I often enough see in the news about the increased risk of sudden cardiac death in elite endurance athletes. As it is usually stated it is often (at the very least) implied that the risk for sudden heart failure is larger for endurance athletes than it is for the general population. But is this really so? I am in particular interested in this question as the recommendations I have heard from this (again from the ordinary news) is that one should not exceed the exercise guidelines by too much. But this seemingly goes counter to what I have heard from you, that the guidelines are more of a minimum than a ‘sweet spot’.
Sudden cardiac death (SCD) incidence in the general population varies slightly between studies, but is ~ 3-4 per 100,000 person years in those without existing heart diseease. In athletes, it’s much lower in most studies at 1-2 per 100,000 person years. I believe there was a study showing enlisted military folks had a WAY higher risk of > 10 per 100,000 person years. There’s more nuance to this data, but that’s the gist.
This has nothing to do with meeting or exceeding exercise guidelines, however, as SCD in individuals without established heart disease tends to be caused my structural abnormalities, inherited arrhythmias, etc.
In general, the risk of SCD in athletes is lower than the gen pop. SCD that does occur in athletes (e.g. those without heart disease) tends to be unrelated to exercise volume- but more luck than anything else. Finally, those who are at the highest risk for SCD are those with heart disease, who benefit from more exercise in a dose-dependent manner.
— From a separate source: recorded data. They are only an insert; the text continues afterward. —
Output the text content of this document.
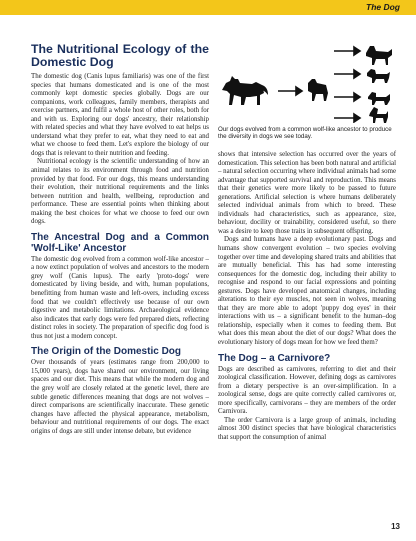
The Dog
The Nutritional Ecology of the Domestic Dog

The domestic dog (Canis lupus familiaris) was one of the first species that humans domesticated and is one of the most commonly kept domestic species globally. Dogs are our companions, work colleagues, family members, therapists and exercise partners, and fulfil a whole host of other roles, both for and with us. Exploring our dogs' ancestry, their relationship with related species and what they have evolved to eat helps us understand what they prefer to eat, what they need to eat and what we choose to feed them. Let's explore the biology of our dogs that is relevant to their nutrition and feeding.

Nutritional ecology is the scientific understanding of how an animal relates to its environment through food and nutrition provided by that food. For our dogs, this means understanding their evolution, their nutritional requirements and the links between nutrition and health, wellbeing, reproduction and performance. These are essential points when thinking about making the best choices for what we choose to feed our own dogs.

The Ancestral Dog and a Common 'Wolf-Like' Ancestor

The domestic dog evolved from a common wolf-like ancestor – a now extinct population of wolves and ancestors to the modern grey wolf (Canis lupus). The early 'proto-dogs' were domesticated by living beside, and with, human populations, benefitting from human waste and left-overs, including excess food that we couldn't effectively use because of our own digestive and metabolic limitations. Archaeological evidence also indicates that early dogs were fed prepared diets, reflecting distinct roles in society. The preparation of specific dog food is thus not just a modern concept.

The Origin of the Domestic Dog

Over thousands of years (estimates range from 200,000 to 15,000 years), dogs have shared our environment, our living spaces and our diet. This means that while the modern dog and the grey wolf are closely related at the genetic level, there are subtle genetic differences meaning that dogs are not wolves – direct comparisons are scientifically inaccurate. These genetic changes have affected the physical appearance, metabolism, behaviour and nutritional requirements of our dogs. The exact origins of dogs are still under intense debate, but evidence

Our dogs evolved from a common wolf-like ancestor to produce the diversity in dogs we see today.

shows that intensive selection has occurred over the years of domestication. This selection has been both natural and artificial – natural selection occurring where individual animals had some advantage that supported survival and reproduction. This means that their genetics were more likely to be passed to future generations. Artificial selection is where humans deliberately selected individual animals from which to breed. These individuals had characteristics, such as appearance, size, behaviour, docility or trainability, considered useful, so there was a desire to keep those traits in subsequent offspring.

Dogs and humans have a deep evolutionary past. Dogs and humans show convergent evolution – two species evolving together over time and developing shared traits and abilities that are mutually beneficial. This has had some interesting consequences for the domestic dog, including their ability to recognise and respond to our facial expressions and pointing gestures. Dogs have developed anatomical changes, including alterations to their eye muscles, not seen in wolves, meaning that they are more able to adopt 'puppy dog eyes' in their interactions with us – a significant benefit to the human–dog relationship, especially when it comes to feeding them. But what does this mean about the diet of our dogs? What does the evolutionary history of dogs mean for how we feed them?

The Dog – a Carnivore?

Dogs are described as carnivores, referring to diet and their zoological classification. However, defining dogs as carnivores from a dietary perspective is an over-simplification. In a zoological sense, dogs are quite correctly called carnivores or, more specifically, carnivorans – they are members of the order Carnivora.

The order Carnivora is a large group of animals, including almost 300 distinct species that have biological characteristics that support the consumption of animal

13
In the particular new segment I watched the argument for this presented by the MD was of mechanistic form, e.g some structural changes occurring to the heart. From listening to you guys for a couple of years now I have become very sceptical of such arguments in the absence of supporting data.
Yea, we know that exercise produces adaptations to the heart and other structures. These variations are different for different activities based on the static vs dynamic nature of the activity. Many of the adaptations have some overlap with pathological changes such as hypertrophic cardiomyopathy, dilated cardiomyopathy, left ventricular hypertrophy due to high pressure (blood pressure or aortic valve issues). That said, none of these exercise-related adaptive changes seem to increase risk of cardiovascular disease, SCD, or similar.